Oleh karena itu, prosedur pendaftaran usaha dan pendaftaran operasi di Kantor Pendaftaran Usaha setelah selesainya prosedur permohonan penerbitan, perubahan, dan penambahan izin di Bank Negara, terjadi duplikasi, yang mengakibatkan bertambahnya biaya bagi badan pengelola negara, lembaga perkreditan, dan masyarakat secara keseluruhan.

Oleh karena itu, pengaturan mengenai penggabungan Izin pendirian dan penyelenggaraan lembaga perkreditan dan Surat Tanda Daftar Usaha dalam rancangan Undang-Undang ini merupakan terobosan dalam rangka memperingkas prosedur administrasi bagi badan usaha, sejalan dengan kebijaksanaan umum Pemerintah , sehingga secara signifikan dapat mengurangi waktu dan biaya yang harus dikeluarkan oleh Badan Pendaftaran Usaha dan lembaga perkreditan dalam rangka pemanfaatan sumber daya untuk melaksanakan prosedur pendaftaran usaha dan penyelenggaraan usaha, sehingga tercipta iklim investasi yang lebih kondusif bagi badan usaha.

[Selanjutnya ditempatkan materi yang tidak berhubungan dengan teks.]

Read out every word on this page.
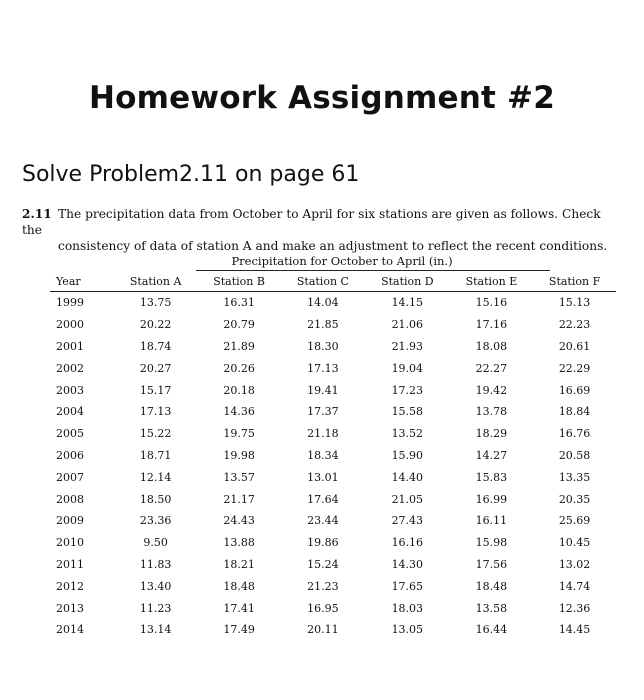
Homework Assignment #2
Solve Problem2.11 on page 61
2.11 The precipitation data from October to April for six stations are given as follows. Check the
consistency of data of station A and make an adjustment to reflect the recent conditions.
Precipitation for October to April (in.)
Year	Station A	Station B	Station C	Station D	Station E	Station F
1999	13.75	16.31	14.04	14.15	15.16	15.13
2000	20.22	20.79	21.85	21.06	17.16	22.23
2001	18.74	21.89	18.30	21.93	18.08	20.61
2002	20.27	20.26	17.13	19.04	22.27	22.29
2003	15.17	20.18	19.41	17.23	19.42	16.69
2004	17.13	14.36	17.37	15.58	13.78	18.84
2005	15.22	19.75	21.18	13.52	18.29	16.76
2006	18.71	19.98	18.34	15.90	14.27	20.58
2007	12.14	13.57	13.01	14.40	15.83	13.35
2008	18.50	21.17	17.64	21.05	16.99	20.35
2009	23.36	24.43	23.44	27.43	16.11	25.69
2010	9.50	13.88	19.86	16.16	15.98	10.45
2011	11.83	18.21	15.24	14.30	17.56	13.02
2012	13.40	18.48	21.23	17.65	18.48	14.74
2013	11.23	17.41	16.95	18.03	13.58	12.36
2014	13.14	17.49	20.11	13.05	16.44	14.45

Sebelumnya, berdasarkan pendapat para deputi Majelis Nasional, Komite Tetap Majelis Nasional memerintahkan badan yang bertugas melakukan peninjauan, badan perancang dan badan-badan terkait untuk mempelajari, menyerap dan merevisi rancangan Undang-Undang tersebut untuk memastikan kehati-hatian, ketelitian, dan kepatuhan terhadap persyaratan restrukturisasi dan peningkatan kapasitas dan efisiensi sistem lembaga kredit sesuai dengan kebijakan Partai dan resolusi Majelis Nasional.

Pada tanggal 16 Januari, Pemerintah menerbitkan Laporan No. 18/BC-CP tentang pendapat mengenai penerimaan, penjelasan, dan revisi rancangan Undang-Undang.